Equally, the more reliant the rebel brand is on one visionary leader -

whether Bill Gates, Richard Branson or Anita Roddick - the more open to

personal attack it becomes. Gates’s immense wealth might already be

damaging Microsoft’s image and Anita Roddick’s stance on opposing animal

testing has been an open invitation to opponents hoping to find

discrepancies.



In September 1994, Jon Entine launched an attack on the company’s

ethical stance in Business Ethics magazine. The article sparked a storm

of controversy and revealed a vulnerable chink in The Body Shop’s

armour.



Like any successful brand, anti-establishment ones have to be built on

sustainable values, which must be integral to the company’s

business.



If you start out as a revolutionary then you have to remain one. Merely

serving your audience once you have captured its interest is not

enough.



Pam Robertson, director of strategy at Interbrand, says:

’Anti-establishment companies can remain successful provided they keep

moving the brand on and are sensitive to what consumers are

thinking.’



She believes that The Body Shop failed to evolve its brand and paid the

price. ’The ethical positioning was great, but then it started to be

eroded as other organisations adopted similar policies. The company was

too narrowly focused and not thinking enough about where the business

was going next.



It had a one-product idea.’



Robertson argues that one of the toughest markets faced by

anti-establishment companies is the internal audience. ’Staff can become

seriously disaffected if their company does not keep in touch with their

expectations. The result is that the company loses its energy,’she

says.



This might serve as a lesson to New Labour, which sold itself on the

idea of a new, more accountable and caring government but now faces the

danger of not being able to live up to the new, firebrand image both in

the local and the national party. Its anti-sleaze stance has already

been put to the test and some pre-election promises, including banning

all tobacco sponsorship of sport, are beginning to crack.



Bad for one’s image



Provided there is an underlying vision, companies which challenge the

status quo, are rebellious, and promise to serve the consumer better can

be hugely successful. It should not be forgotten that despite their

shortcomings, Microsoft, Nike, Virgin and The Body Shop are meteoric

brands and an inspiration to others.



But if the anti-establishment brand becomes too arrogant and is involved

in anti-competitive behaviour, its image can be fatally undermined.
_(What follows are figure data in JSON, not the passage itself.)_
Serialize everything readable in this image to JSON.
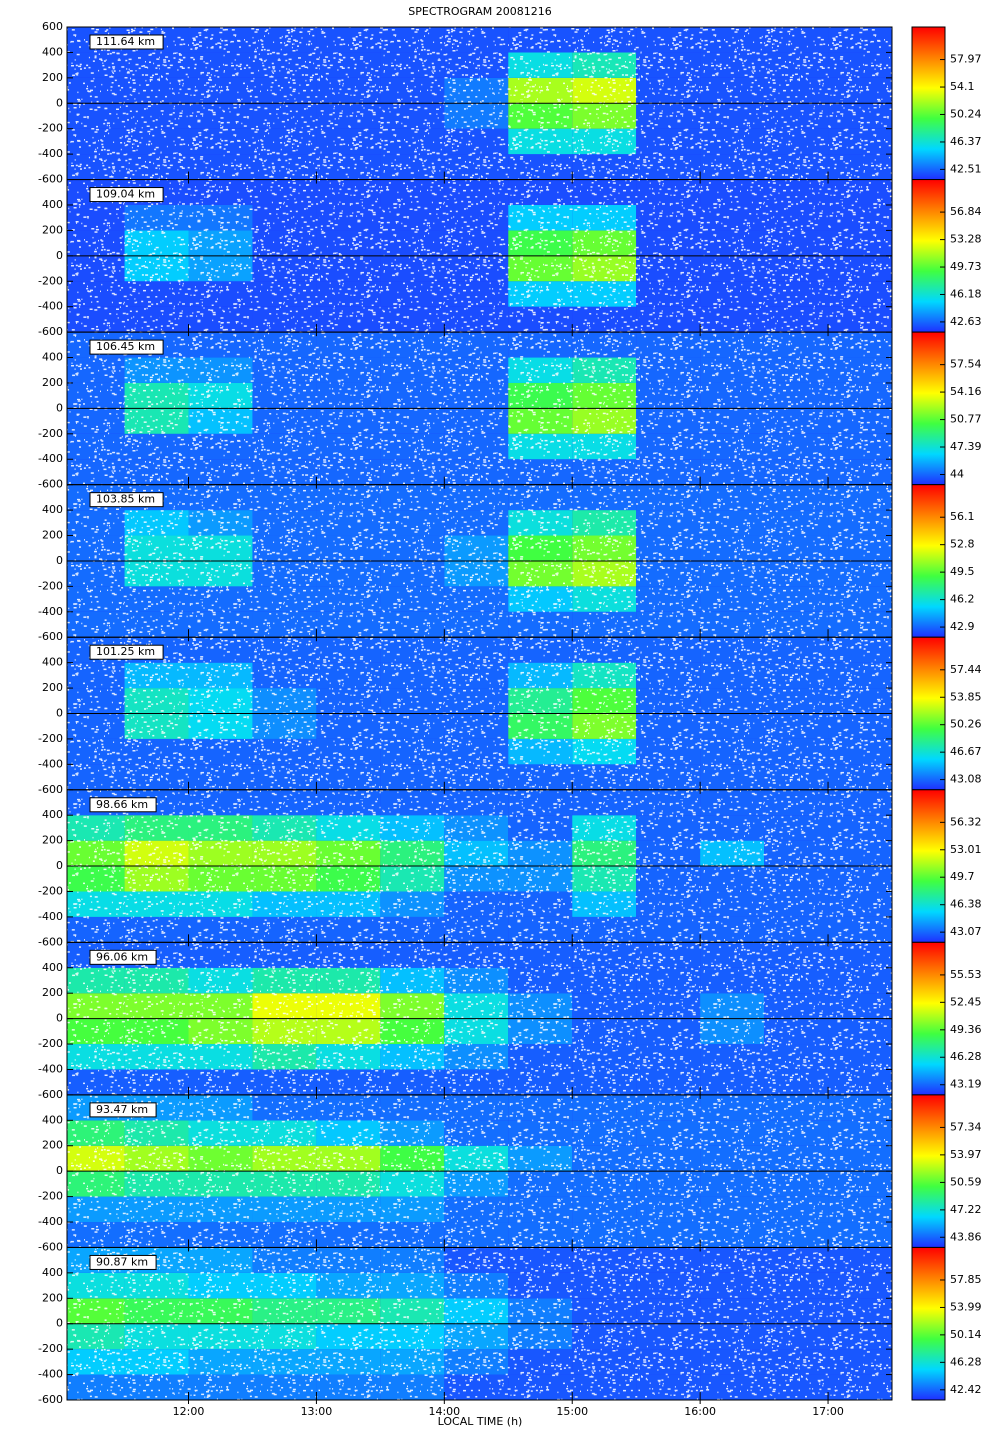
{
  "chart_data": {
    "type": "heatmap",
    "title": "SPECTROGRAM 20081216",
    "xlabel": "LOCAL TIME (h)",
    "xlim": [
      11.05,
      17.5
    ],
    "xticks": [
      {
        "value": 12,
        "label": "12:00"
      },
      {
        "value": 13,
        "label": "13:00"
      },
      {
        "value": 14,
        "label": "14:00"
      },
      {
        "value": 15,
        "label": "15:00"
      },
      {
        "value": 16,
        "label": "16:00"
      },
      {
        "value": 17,
        "label": "17:00"
      }
    ],
    "x_edges": [
      11,
      11.5,
      12,
      12.5,
      13,
      13.5,
      14,
      14.5,
      15,
      15.5,
      16,
      16.5,
      17,
      17.5
    ],
    "ylim": [
      -600,
      600
    ],
    "yticks": [
      -600,
      -400,
      -200,
      0,
      200,
      400,
      600
    ],
    "y_edges": [
      -600,
      -400,
      -200,
      0,
      200,
      400,
      600
    ],
    "colorscale": [
      "#1f2fff",
      "#00d8ff",
      "#40ff40",
      "#ffff00",
      "#ff8000",
      "#ff0000"
    ],
    "panels": [
      {
        "label": "111.64 km",
        "clim": [
          41.08,
          62.55
        ],
        "cticks": [
          42.51,
          46.37,
          50.24,
          54.1,
          57.97
        ],
        "values": [
          [
            42,
            42,
            42,
            42,
            42,
            42,
            42,
            42,
            42,
            42,
            42,
            42,
            42
          ],
          [
            42,
            42,
            42,
            42,
            42,
            42,
            42,
            46,
            46,
            42,
            42,
            42,
            42
          ],
          [
            42,
            42,
            42,
            42,
            42,
            42,
            43,
            50,
            51,
            42,
            42,
            42,
            42
          ],
          [
            42,
            42,
            42,
            42,
            42,
            42,
            43,
            52,
            53,
            42,
            42,
            42,
            42
          ],
          [
            42,
            42,
            42,
            42,
            42,
            42,
            42,
            46,
            47,
            42,
            42,
            42,
            42
          ],
          [
            42,
            42,
            42,
            42,
            42,
            42,
            42,
            42,
            42,
            42,
            42,
            42,
            42
          ]
        ]
      },
      {
        "label": "109.04 km",
        "clim": [
          41.31,
          61.05
        ],
        "cticks": [
          42.63,
          46.18,
          49.73,
          53.28,
          56.84
        ],
        "values": [
          [
            42,
            42,
            42,
            42,
            42,
            42,
            42,
            42,
            42,
            42,
            42,
            42,
            42
          ],
          [
            42,
            42,
            42,
            42,
            42,
            42,
            42,
            45,
            45,
            42,
            42,
            42,
            42
          ],
          [
            42,
            45,
            44,
            42,
            42,
            42,
            42,
            50,
            51,
            42,
            42,
            42,
            42
          ],
          [
            42,
            45,
            44,
            42,
            42,
            42,
            42,
            49,
            50,
            42,
            42,
            42,
            42
          ],
          [
            42,
            43,
            43,
            42,
            42,
            42,
            42,
            45,
            45,
            42,
            42,
            42,
            42
          ],
          [
            42,
            42,
            42,
            42,
            42,
            42,
            42,
            42,
            42,
            42,
            42,
            42,
            42
          ]
        ]
      },
      {
        "label": "106.45 km",
        "clim": [
          42.75,
          61.55
        ],
        "cticks": [
          44.0,
          47.39,
          50.77,
          54.16,
          57.54
        ],
        "values": [
          [
            44,
            44,
            44,
            44,
            44,
            44,
            44,
            44,
            44,
            44,
            44,
            44,
            44
          ],
          [
            44,
            44,
            44,
            44,
            44,
            44,
            44,
            47,
            47,
            44,
            44,
            44,
            44
          ],
          [
            44,
            48,
            46,
            44,
            44,
            44,
            44,
            51,
            52,
            44,
            44,
            44,
            44
          ],
          [
            44,
            48,
            47,
            44,
            44,
            44,
            44,
            50,
            51,
            44,
            44,
            44,
            44
          ],
          [
            44,
            45,
            45,
            44,
            44,
            44,
            44,
            47,
            48,
            44,
            44,
            44,
            44
          ],
          [
            44,
            44,
            44,
            44,
            44,
            44,
            44,
            44,
            44,
            44,
            44,
            44,
            44
          ]
        ]
      },
      {
        "label": "103.85 km",
        "clim": [
          41.68,
          60.01
        ],
        "cticks": [
          42.9,
          46.2,
          49.5,
          52.8,
          56.1
        ],
        "values": [
          [
            43,
            43,
            43,
            43,
            43,
            43,
            43,
            43,
            43,
            43,
            43,
            43,
            43
          ],
          [
            43,
            43,
            43,
            43,
            43,
            43,
            43,
            45,
            46,
            43,
            43,
            43,
            43
          ],
          [
            43,
            46,
            46,
            43,
            43,
            43,
            44,
            50,
            51,
            43,
            43,
            43,
            43
          ],
          [
            43,
            46,
            46,
            43,
            43,
            43,
            44,
            49,
            50,
            43,
            43,
            43,
            43
          ],
          [
            43,
            45,
            44,
            43,
            43,
            43,
            43,
            46,
            47,
            43,
            43,
            43,
            43
          ],
          [
            43,
            43,
            43,
            43,
            43,
            43,
            43,
            43,
            43,
            43,
            43,
            43,
            43
          ]
        ]
      },
      {
        "label": "101.25 km",
        "clim": [
          41.75,
          61.7
        ],
        "cticks": [
          43.08,
          46.67,
          50.26,
          53.85,
          57.44
        ],
        "values": [
          [
            43,
            43,
            43,
            43,
            43,
            43,
            43,
            43,
            43,
            43,
            43,
            43,
            43
          ],
          [
            43,
            43,
            43,
            43,
            43,
            43,
            43,
            45,
            46,
            43,
            43,
            43,
            43
          ],
          [
            43,
            47,
            46,
            44,
            43,
            43,
            43,
            49,
            51,
            43,
            43,
            43,
            43
          ],
          [
            43,
            47,
            46,
            44,
            43,
            43,
            43,
            48,
            50,
            43,
            43,
            43,
            43
          ],
          [
            43,
            45,
            45,
            43,
            43,
            43,
            43,
            45,
            47,
            43,
            43,
            43,
            43
          ],
          [
            43,
            43,
            43,
            43,
            43,
            43,
            43,
            43,
            43,
            43,
            43,
            43,
            43
          ]
        ]
      },
      {
        "label": "98.66 km",
        "clim": [
          41.84,
          60.25
        ],
        "cticks": [
          43.07,
          46.38,
          49.7,
          53.01,
          56.32
        ],
        "values": [
          [
            43,
            43,
            43,
            43,
            43,
            43,
            43,
            43,
            43,
            43,
            43,
            43,
            43
          ],
          [
            46,
            46,
            46,
            45,
            45,
            44,
            43,
            43,
            45,
            43,
            43,
            43,
            43
          ],
          [
            49,
            51,
            50,
            50,
            49,
            47,
            44,
            44,
            47,
            43,
            43,
            43,
            43
          ],
          [
            50,
            52,
            51,
            51,
            50,
            48,
            45,
            44,
            48,
            43,
            45,
            43,
            43
          ],
          [
            47,
            48,
            48,
            47,
            46,
            45,
            44,
            43,
            46,
            43,
            43,
            43,
            43
          ],
          [
            43,
            43,
            43,
            43,
            43,
            43,
            43,
            43,
            43,
            43,
            43,
            43,
            43
          ]
        ]
      },
      {
        "label": "96.06 km",
        "clim": [
          42.05,
          59.19
        ],
        "cticks": [
          43.19,
          46.28,
          49.36,
          52.45,
          55.53
        ],
        "values": [
          [
            43,
            43,
            43,
            43,
            43,
            43,
            43,
            43,
            43,
            43,
            43,
            43,
            43
          ],
          [
            46,
            46,
            46,
            47,
            46,
            45,
            44,
            43,
            43,
            43,
            43,
            43,
            43
          ],
          [
            49,
            49,
            50,
            51,
            51,
            49,
            46,
            44,
            43,
            43,
            44,
            43,
            43
          ],
          [
            50,
            50,
            50,
            52,
            52,
            50,
            46,
            44,
            43,
            43,
            44,
            43,
            43
          ],
          [
            47,
            47,
            46,
            47,
            47,
            45,
            44,
            43,
            43,
            43,
            43,
            43,
            43
          ],
          [
            43,
            43,
            43,
            43,
            43,
            43,
            43,
            43,
            43,
            43,
            43,
            43,
            43
          ]
        ]
      },
      {
        "label": "93.47 km",
        "clim": [
          42.61,
          61.33
        ],
        "cticks": [
          43.86,
          47.22,
          50.59,
          53.97,
          57.34
        ],
        "values": [
          [
            44,
            44,
            44,
            44,
            44,
            44,
            44,
            44,
            44,
            44,
            44,
            44,
            44
          ],
          [
            45,
            45,
            45,
            45,
            45,
            45,
            44,
            44,
            44,
            44,
            44,
            44,
            44
          ],
          [
            49,
            48,
            48,
            48,
            48,
            47,
            45,
            44,
            44,
            44,
            44,
            44,
            44
          ],
          [
            53,
            52,
            51,
            52,
            52,
            50,
            47,
            45,
            44,
            44,
            44,
            44,
            44
          ],
          [
            49,
            48,
            47,
            47,
            46,
            45,
            44,
            44,
            44,
            44,
            44,
            44,
            44
          ],
          [
            45,
            45,
            45,
            44,
            44,
            44,
            44,
            44,
            44,
            44,
            44,
            44,
            44
          ]
        ]
      },
      {
        "label": "90.87 km",
        "clim": [
          40.99,
          62.42
        ],
        "cticks": [
          42.42,
          46.28,
          50.14,
          53.99,
          57.85
        ],
        "values": [
          [
            43,
            43,
            43,
            43,
            43,
            43,
            42,
            42,
            42,
            42,
            42,
            42,
            42
          ],
          [
            45,
            45,
            44,
            44,
            44,
            44,
            43,
            42,
            42,
            42,
            42,
            42,
            42
          ],
          [
            47,
            46,
            46,
            46,
            45,
            45,
            44,
            43,
            42,
            42,
            42,
            42,
            42
          ],
          [
            50,
            49,
            49,
            48,
            48,
            47,
            45,
            43,
            42,
            42,
            42,
            42,
            42
          ],
          [
            46,
            46,
            45,
            45,
            44,
            44,
            43,
            42,
            42,
            42,
            42,
            42,
            42
          ],
          [
            44,
            44,
            44,
            43,
            43,
            43,
            42,
            42,
            42,
            42,
            42,
            42,
            42
          ]
        ]
      }
    ]
  }
}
These companies can only afford a couple of mistakes.



Rebellious companies can trip up by becoming too wrapped up in their own

mythology and believing themselves to be invulnerable. The pride and

courage of the young upstart must not be allowed to turn into arrogance

in later life.



Bill Gates should not forget that someone, somewhere, will be planning

how to do to Microsoft what he did to IBM.